Dependency Management

For Python applications, DBOS Cloud installs all dependencies from your requirements.txt file. The maximum size of your application after all dependencies are installed is 2 GB.

Customizing MicroVM Setup

DBOS Pro subscribers can provide a setup script that runs before their application is configured. This script can customize the runtime environment for your application, for example installing system packages and libraries.

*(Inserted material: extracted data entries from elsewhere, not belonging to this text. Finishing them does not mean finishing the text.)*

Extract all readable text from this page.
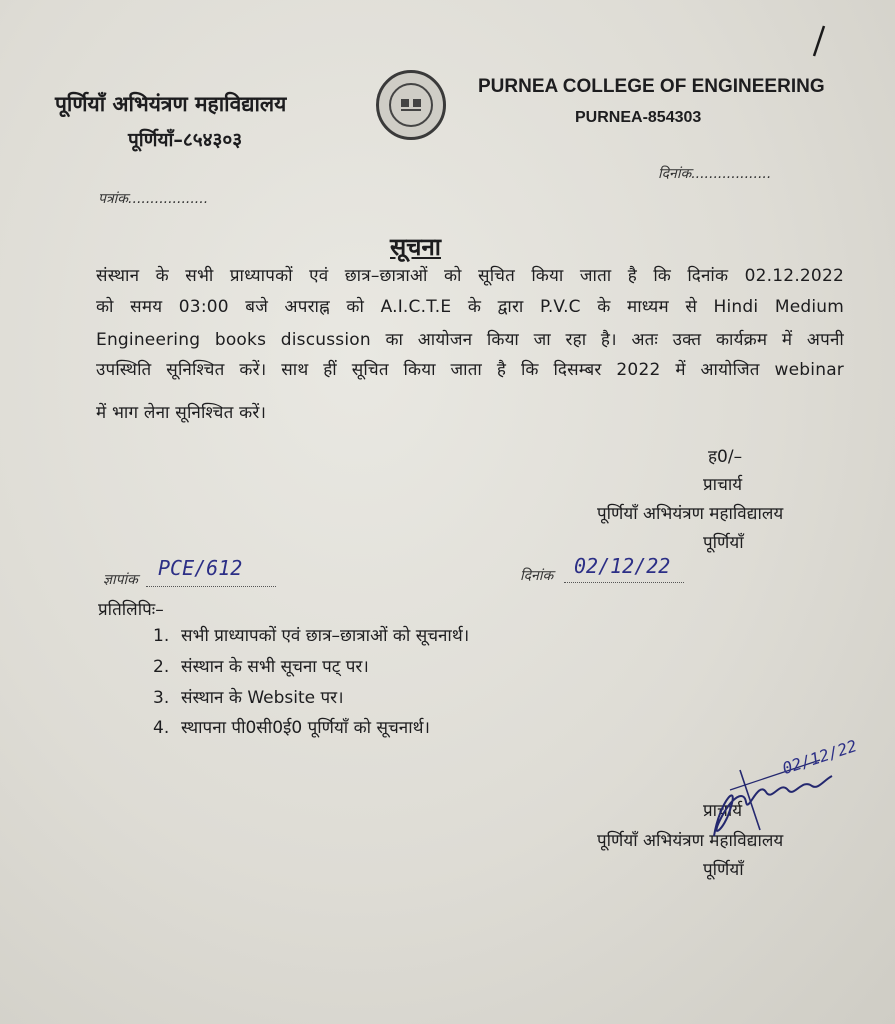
पूर्णियाँ अभियंत्रण महाविद्यालय
पूर्णियाँ–८५४३०३
PURNEA COLLEGE OF ENGINEERING
PURNEA-854303
दिनांक..................
पत्रांक..................
सूचना
संस्थान के सभी प्राध्यापकों एवं छात्र–छात्राओं को सूचित किया जाता है कि दिनांक 02.12.2022
को समय 03:00 बजे अपराह्न को A.I.C.T.E के द्वारा P.V.C के माध्यम से Hindi Medium
Engineering books discussion का आयोजन किया जा रहा है। अतः उक्त कार्यक्रम में अपनी
उपस्थिति सूनिश्चित करें। साथ हीं सूचित किया जाता है कि दिसम्बर 2022 में आयोजित webinar
में भाग लेना सूनिश्चित करें।
ह0/–
प्राचार्य
पूर्णियाँ अभियंत्रण महाविद्यालय
पूर्णियाँ
ज्ञापांक PCE/612	दिनांक 02/12/22
प्रतिलिपिः–
1. सभी प्राध्यापकों एवं छात्र–छात्राओं को सूचनार्थ।
2. संस्थान के सभी सूचना पट् पर।
3. संस्थान के Website पर।
4. स्थापना पी0सी0ई0 पूर्णियाँ को सूचनार्थ।
प्राचार्य
पूर्णियाँ अभियंत्रण महाविद्यालय
पूर्णियाँ
02/12/22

A setup script must be specified in your dbos-config.yaml like so:

dbos-config.yaml
runtimeConfig:
# Script DBOS Cloud runs to customize your application runtime.
# Requires a DBOS Pro subscription.
setup:
- "./build.sh"
# Command DBOS Cloud executes to start your application.
start: <your-start-command>

A setup script may install system packages or libraries or otherwise customize the microVM image. For example:

build.sh
#!/bin/bash

# Install the traceroute package for use in your application
apt install traceroute

Ignoring files with .dbosignore

A .dbosignore file at the root of your project instructs the DBOS Cloud CLI to exclude resources from application deployment. The syntax for this file is similar to .gitignore:

  • Patterns are compatible with the fast-glob library
  • Lines ending with / are transformed into a recursive ignore /** to exclude everything within a directory.
  • Lines starting with # are ignored.
  • Some patterns are automatically excluded:
**/.dbos/**
**/node_modules/**
**/dist/**
**/.git/**
**/dbos-config.yaml
**/venv/**
**/.venv/**
**/.python-version

Monitoring and Debugging Applications

Here are some useful tools to monitor and debug applications:

Managing Application Versions

Each time you deploy an application, it creates a new version with a unique ID. You can view all previous versions of your application from the cloud console or list them by running:

dbos-cloud app versions <app-name>

You can redeploy a previous version of your application by passing --previous-version <version-id> to the app deploy command.

dbos-cloud app deploy --previous-version <version-id>

This will fail if the previous and current versions use different database schemas.

Updating Applications

To update your application metadata, run:

dbos-cloud app update <app-name>

See the DBOS Cloud CLI reference for a list of properties you can update. Note that updating an application metadata does not trigger a redeploy of the code, which you can do with the app deploy command.

Deleting Applications

To delete an application, run:

dbos-cloud app delete <app-name>

You can also drop the application database with the --dropdb argument. As each application has its own isolated database, this does not affect your other applications.

dbos-cloud app delete <app-name> --dropdb
warning

This is a destructive operation and cannot be undone.